Uma estátua é uma estátua, mas pode não ser só uma estátua. Tal era o caso desta consagrada à figura e à memória dos feitos de Robert E. Lee, em Charlottesville, Virginia, Estados Unidos da América: montado num cavalo chamado Traveller - adestrado e abedientemente cabisbaixo -, o general da Confederação dos estados do Sul, aqueles que defendiam o esclavagismo, entre outros privilégios do conservadorismo civilizacional (não usarei termos como barbárie nem selvageria, que esses são por norma reservados aos não-cristãos), cavalga direito e orgulhoso.

Em fevereiro de 2017, pesando tudo o que a estátua representava - ou seja, o elogio e a homenagem da comunidade a Robert E. Lee, um general que lutou pela manutenção da escravatura, pela discriminação racial e pela supremacia branca -, e tendo em conta os esforços feitos por todo o Sul por remover monumentos da Confederação na sequência do tiroteio da igreja de Charleston em 2015, uma assembleia votou pela retirada da estátua de Charlottesville. Foi uma votação renhida: três votos a favor da retirada, dois contra.

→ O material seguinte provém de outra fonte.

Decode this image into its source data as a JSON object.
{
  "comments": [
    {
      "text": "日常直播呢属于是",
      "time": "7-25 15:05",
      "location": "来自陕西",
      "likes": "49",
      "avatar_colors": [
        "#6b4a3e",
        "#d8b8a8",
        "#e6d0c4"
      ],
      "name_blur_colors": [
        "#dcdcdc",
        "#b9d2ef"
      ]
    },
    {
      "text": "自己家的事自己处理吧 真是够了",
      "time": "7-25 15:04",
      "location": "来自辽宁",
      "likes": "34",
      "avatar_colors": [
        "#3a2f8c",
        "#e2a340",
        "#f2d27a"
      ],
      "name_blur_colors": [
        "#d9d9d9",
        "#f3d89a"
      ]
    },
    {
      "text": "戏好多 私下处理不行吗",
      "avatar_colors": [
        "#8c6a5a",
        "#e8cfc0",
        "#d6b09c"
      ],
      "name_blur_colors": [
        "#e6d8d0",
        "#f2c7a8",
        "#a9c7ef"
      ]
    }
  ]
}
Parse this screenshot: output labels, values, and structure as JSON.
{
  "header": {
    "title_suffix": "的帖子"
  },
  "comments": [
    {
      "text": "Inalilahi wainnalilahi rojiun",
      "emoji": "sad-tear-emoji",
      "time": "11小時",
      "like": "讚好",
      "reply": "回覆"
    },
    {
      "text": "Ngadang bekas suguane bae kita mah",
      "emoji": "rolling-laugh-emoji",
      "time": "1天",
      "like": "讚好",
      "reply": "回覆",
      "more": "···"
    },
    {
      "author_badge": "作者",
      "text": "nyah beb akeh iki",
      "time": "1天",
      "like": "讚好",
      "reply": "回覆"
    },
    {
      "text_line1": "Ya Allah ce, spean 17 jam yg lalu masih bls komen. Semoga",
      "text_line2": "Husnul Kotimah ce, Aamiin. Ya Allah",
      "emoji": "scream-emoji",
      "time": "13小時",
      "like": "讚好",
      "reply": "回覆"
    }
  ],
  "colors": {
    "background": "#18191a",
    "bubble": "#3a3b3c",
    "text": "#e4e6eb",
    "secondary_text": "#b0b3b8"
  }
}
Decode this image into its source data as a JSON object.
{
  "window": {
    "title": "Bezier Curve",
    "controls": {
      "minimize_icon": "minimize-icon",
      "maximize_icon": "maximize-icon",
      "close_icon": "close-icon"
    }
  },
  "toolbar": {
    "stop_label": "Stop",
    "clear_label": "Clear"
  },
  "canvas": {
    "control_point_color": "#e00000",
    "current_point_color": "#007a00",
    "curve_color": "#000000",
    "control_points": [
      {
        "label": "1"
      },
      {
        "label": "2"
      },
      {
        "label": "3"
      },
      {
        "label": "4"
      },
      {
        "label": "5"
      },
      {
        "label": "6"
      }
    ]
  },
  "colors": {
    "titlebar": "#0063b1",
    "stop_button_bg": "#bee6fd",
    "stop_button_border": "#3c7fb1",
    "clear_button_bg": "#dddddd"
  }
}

É importante lembrar que Donald Trump tinha tomado posse como presidente dos Estados Unidos da América em janeiro de 2017, menos de um mês antes da decisão. Viviam-se tempos de discursos extremistas, o ódio racial parecia legitimado pela eleição de um presidente que pode ser adjetivado com uma vasta gama de impropérios, que fazia gala em dividir para reinar e em polarizar opiniões e posições sobre questões que, na verdade, só careciam de pensamento e de debate, em vez de chavões populistas e apelos à honra e às glórias passadas. Naturalmente, no meio de tudo isto, uma nova extrema-direita americana ganhou forma e força, e mesmo a velha extrema-direita americana - sim: o Ku Klux Klan, os neonazis e as milícias supremacistas, por exemplo - saía dos bunkers e dos túneis onde, acobardada e envergonhada, permanecera escondida durante as décadas anteriores.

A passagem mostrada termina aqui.